Entrance fees to be imposed on visitors to new Sarawak Museum, will be cheaper for locals


Abdul Karim (centre) with others take a tour of the new Sarawak Museum. Photo by Chimon Upon

KUCHING: Like other museums across the globe, the new Sarawak Museum Complex is expecting payment from visitors, both locals and international.

Minister of Tourism, Arts, Culture, Youth and Sports Datuk Abdul Karim Rahman Hamzah said the State Cabinet had not decided on the entrance fees.

“Looking at what we are doing now, making it (Sarawak Museum) parallel with how all the other museums in the world are being done, it is very, very costly.

“You can just imagine when you walk inside, the electricity cost alone for this building is huge. We would like to see a little bit of payment to be made by foreigners as well as locals,” he said when approached by journalists at the museum here today.

Abdul Karim was quick to add that the rate for locals would have to be “much, much lower because we want to encourage locals to come over and visit”.

He said the State Cabinet would have to conduct further discussions on the entrance fees to be imposed.

“I cannot be the one to decide. I did discuss about this a little bit in Cabinet. When the time is right, we will decide the entrance fees for this museum and the other museums,” he explained.

He pointed out that the state could even come up with a special pass for visitors to enter all the museums the city has.

“It will be a package. Kuching will have many museums like the Maritime Museum, the Chinese Cultural Museum, the Islamic Museum, this museum (Sarawak Museum) and the Keringkam Museum. We are very proud of that,” he added.

When asked about the capacity of the museum, the minister said they would not expect several thousands of visitors entering the building at any one time.

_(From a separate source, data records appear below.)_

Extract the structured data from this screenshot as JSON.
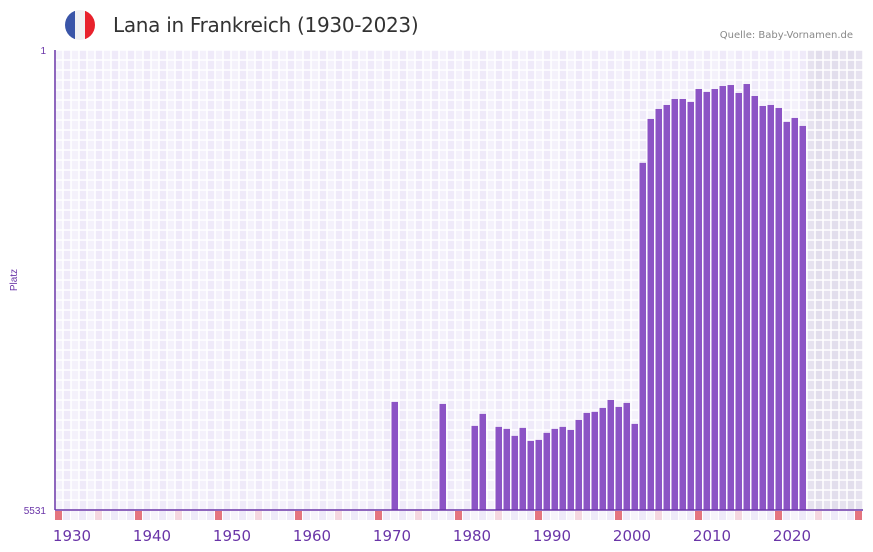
{
  "header": {
    "title": "Lana in Frankreich (1930-2023)",
    "source": "Quelle: Baby-Vornamen.de",
    "flag_icon": "france-flag-icon"
  },
  "colors": {
    "bar": "#8c54c5",
    "axis": "#6a35a8",
    "decade_marker": "#e4757f",
    "half_marker": "#f5d7e0",
    "flag_blue": "#3a55a8",
    "flag_white": "#f1f1f3",
    "flag_red": "#e8222c"
  },
  "chart_data": {
    "type": "bar",
    "title": "Lana in Frankreich (1930-2023)",
    "xlabel": "",
    "ylabel": "Platz",
    "y_inverted": true,
    "ylim": [
      1,
      5531
    ],
    "y_ticks": [
      "1",
      "5531"
    ],
    "xlim": [
      1928,
      2028
    ],
    "x_ticks": [
      "1930",
      "1940",
      "1950",
      "1960",
      "1970",
      "1980",
      "1990",
      "2000",
      "2010",
      "2020"
    ],
    "future_shaded_from": 2022,
    "years": [
      1970,
      1976,
      1980,
      1981,
      1983,
      1984,
      1985,
      1986,
      1987,
      1988,
      1989,
      1990,
      1991,
      1992,
      1993,
      1994,
      1995,
      1996,
      1997,
      1998,
      1999,
      2000,
      2001,
      2002,
      2003,
      2004,
      2005,
      2006,
      2007,
      2008,
      2009,
      2010,
      2011,
      2012,
      2013,
      2014,
      2015,
      2016,
      2017,
      2018,
      2019,
      2020,
      2021
    ],
    "values": [
      4232,
      4256,
      4520,
      4376,
      4532,
      4556,
      4640,
      4544,
      4700,
      4688,
      4604,
      4556,
      4532,
      4568,
      4448,
      4364,
      4352,
      4304,
      4208,
      4292,
      4244,
      4496,
      1358,
      830,
      710,
      662,
      590,
      590,
      626,
      470,
      506,
      470,
      434,
      422,
      518,
      410,
      554,
      674,
      662,
      698,
      866,
      818,
      914
    ]
  }
}
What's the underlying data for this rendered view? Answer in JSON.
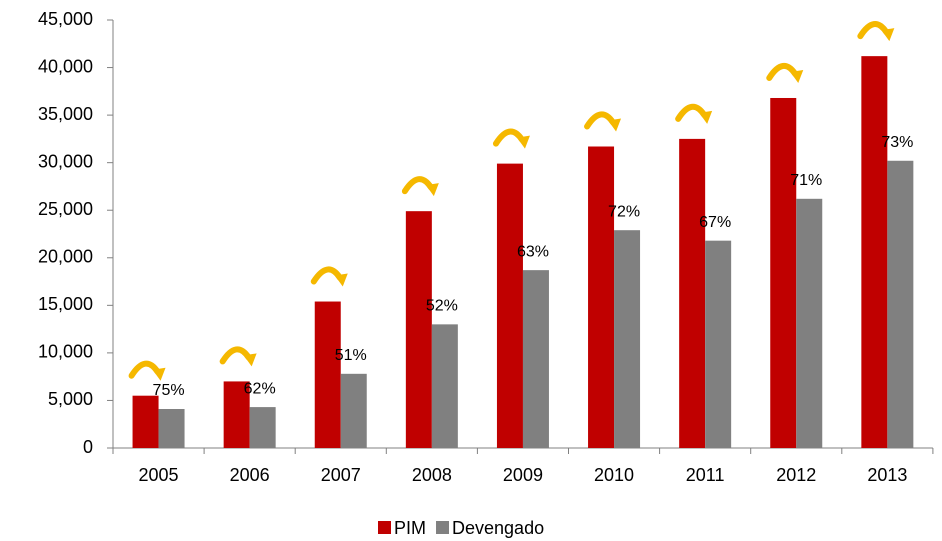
{
  "chart_data": {
    "type": "bar",
    "categories": [
      "2005",
      "2006",
      "2007",
      "2008",
      "2009",
      "2010",
      "2011",
      "2012",
      "2013"
    ],
    "series": [
      {
        "name": "PIM",
        "color": "#c00000",
        "values": [
          5500,
          7000,
          15400,
          24900,
          29900,
          31700,
          32500,
          36800,
          41200
        ]
      },
      {
        "name": "Devengado",
        "color": "#808080",
        "values": [
          4100,
          4300,
          7800,
          13000,
          18700,
          22900,
          21800,
          26200,
          30200
        ]
      }
    ],
    "ratio_labels": [
      "75%",
      "62%",
      "51%",
      "52%",
      "63%",
      "72%",
      "67%",
      "71%",
      "73%"
    ],
    "ylim": [
      0,
      45000
    ],
    "yticks": [
      0,
      {
        "value": 5000,
        "label": "5,000"
      },
      {
        "value": 10000,
        "label": "10,000"
      },
      {
        "value": 15000,
        "label": "15,000"
      },
      {
        "value": 20000,
        "label": "20,000"
      },
      {
        "value": 25000,
        "label": "25,000"
      },
      {
        "value": 30000,
        "label": "30,000"
      },
      {
        "value": 35000,
        "label": "35,000"
      },
      {
        "value": 40000,
        "label": "40,000"
      },
      {
        "value": 45000,
        "label": "45,000"
      }
    ],
    "grid": false,
    "legend": "bottom"
  }
}
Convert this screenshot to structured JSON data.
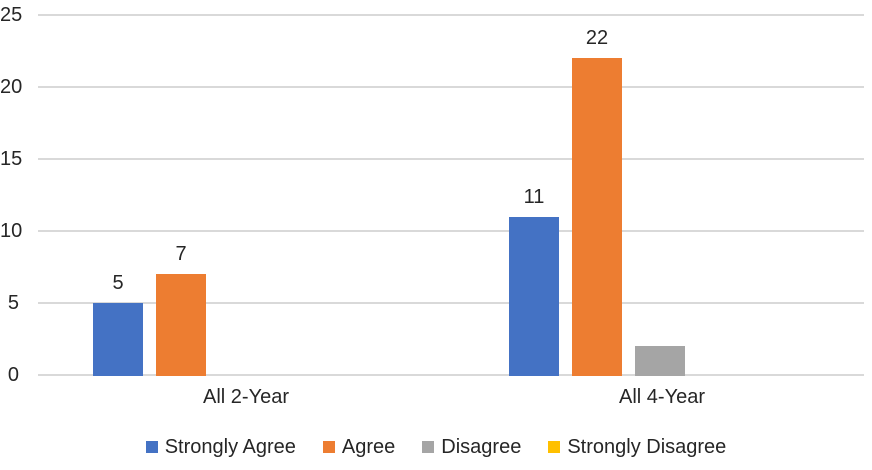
{
  "chart_data": {
    "type": "bar",
    "title": "",
    "categories": [
      "All 2-Year",
      "All 4-Year"
    ],
    "series": [
      {
        "name": "Strongly Agree",
        "color": "#4472C4",
        "values": [
          5,
          11
        ],
        "data_labels": [
          "5",
          "11"
        ]
      },
      {
        "name": "Agree",
        "color": "#ED7D31",
        "values": [
          7,
          22
        ],
        "data_labels": [
          "7",
          "22"
        ]
      },
      {
        "name": "Disagree",
        "color": "#A5A5A5",
        "values": [
          0,
          2
        ],
        "data_labels": [
          "",
          ""
        ]
      },
      {
        "name": "Strongly Disagree",
        "color": "#FFC000",
        "values": [
          0,
          0
        ],
        "data_labels": [
          "",
          ""
        ]
      }
    ],
    "y_axis": {
      "ticks": [
        0,
        5,
        10,
        15,
        20,
        25
      ],
      "min": 0,
      "max": 25
    },
    "grid": true,
    "legend_position": "bottom",
    "colors": {
      "gridline": "#D9D9D9",
      "text": "#262626",
      "background": "#FFFFFF"
    }
  }
}
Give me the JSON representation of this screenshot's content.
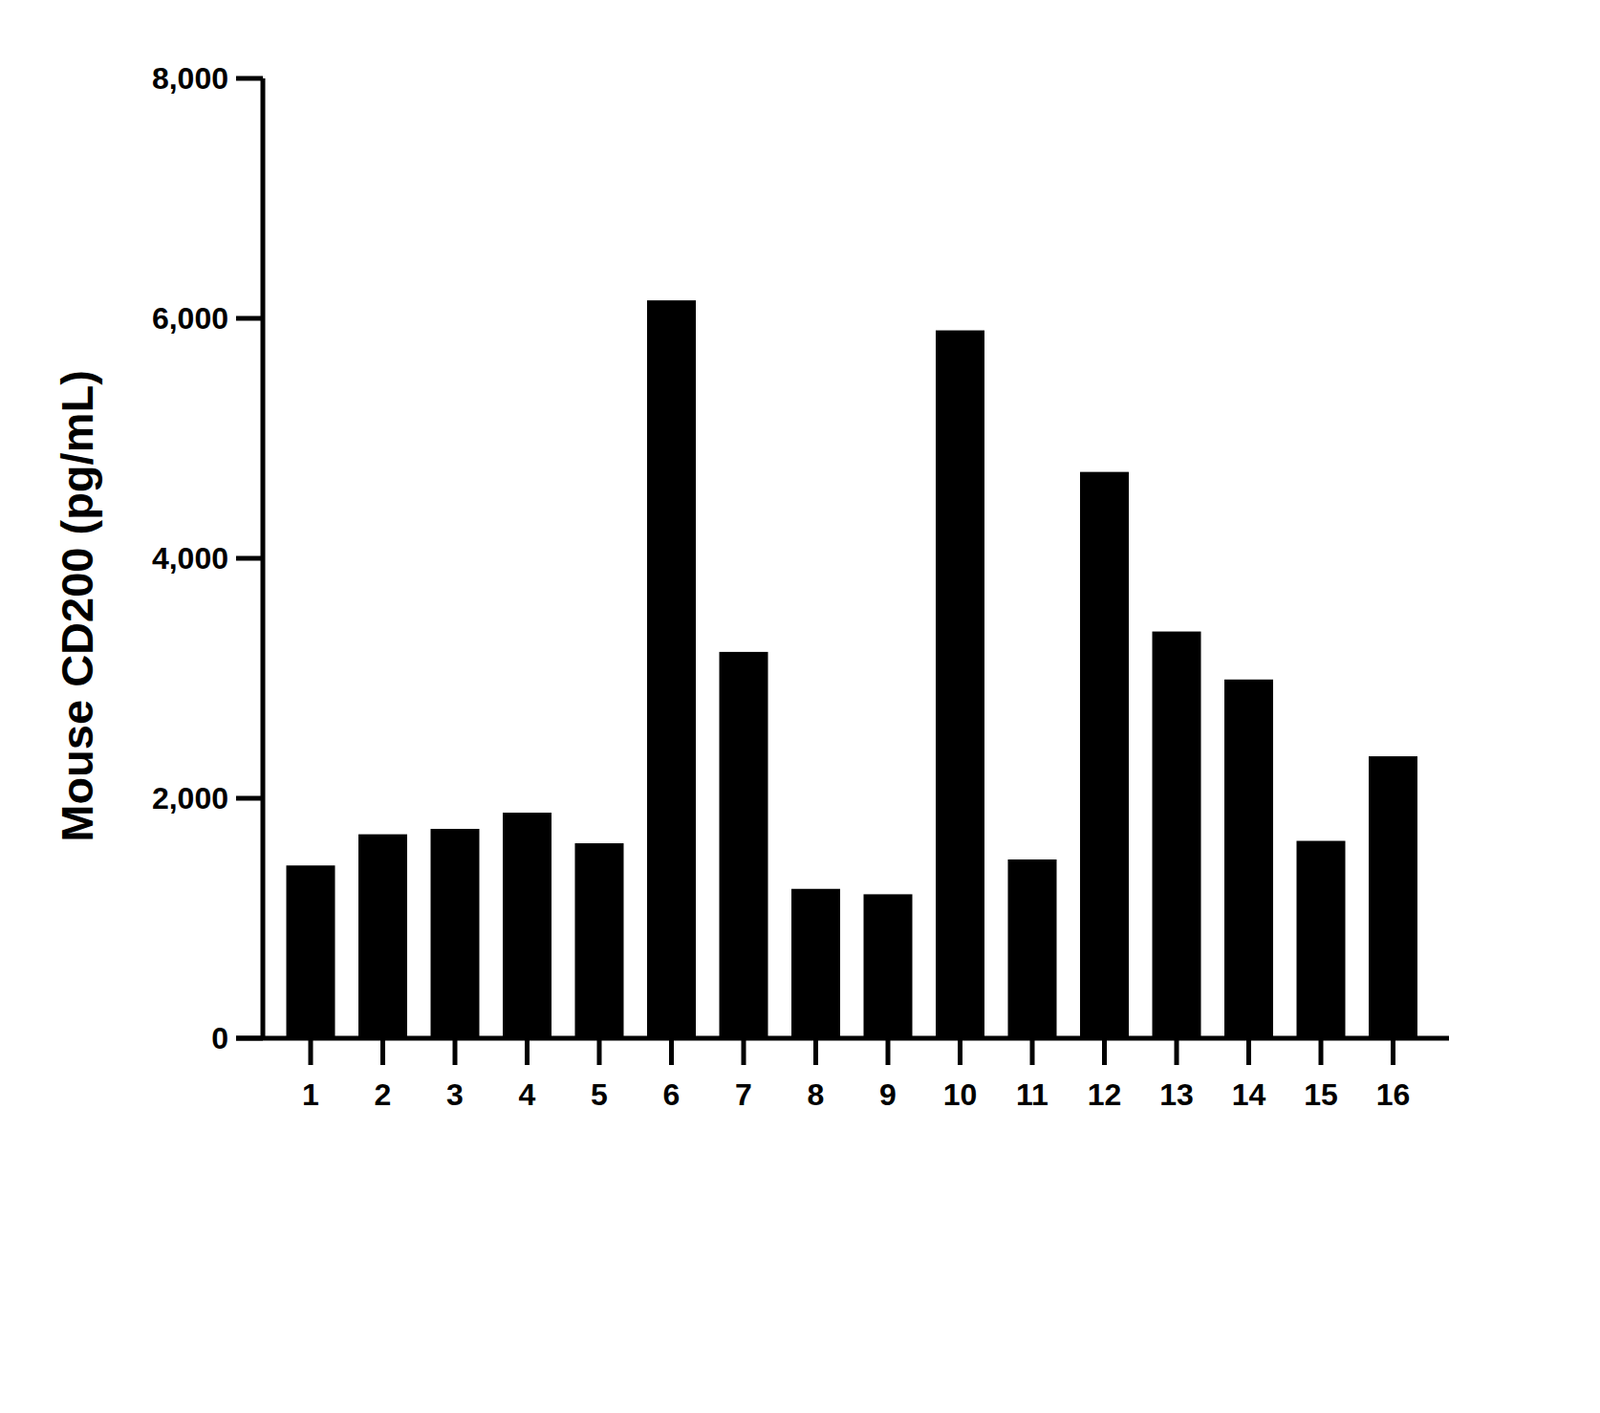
{
  "chart_data": {
    "type": "bar",
    "y_label": "Mouse CD200 (pg/mL)",
    "categories": [
      "1",
      "2",
      "3",
      "4",
      "5",
      "6",
      "7",
      "8",
      "9",
      "10",
      "11",
      "12",
      "13",
      "14",
      "15",
      "16"
    ],
    "values": [
      1440,
      1700,
      1745,
      1880,
      1625,
      6150,
      3220,
      1245,
      1200,
      5900,
      1490,
      4720,
      3390,
      2990,
      1645,
      2350
    ],
    "color": "#000000",
    "ylim": [
      0,
      8000
    ],
    "yticks": [
      0,
      {
        "value": 2000,
        "label": "2,000"
      },
      {
        "value": 4000,
        "label": "4,000"
      },
      {
        "value": 6000,
        "label": "6,000"
      },
      {
        "value": 8000,
        "label": "8,000"
      }
    ],
    "grid": false
  }
}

He said it would not be practical to register such a huge crowd at the museum.

“Nobody wants to go into the museum when they have to be meeting so many people. But I believe it can accommodate many people at one time.

“If there are 100 people in the Old Museum across the street, it is jammed. But this building, with four to five floors, a good cafeteria and a good information centre, will be a nice museum which all of us will be very, very proud of,” he said.

The Sarawak Museum, which was completed in May this year with a total cost of RM323 million, is expected to be open to the public by end of next year.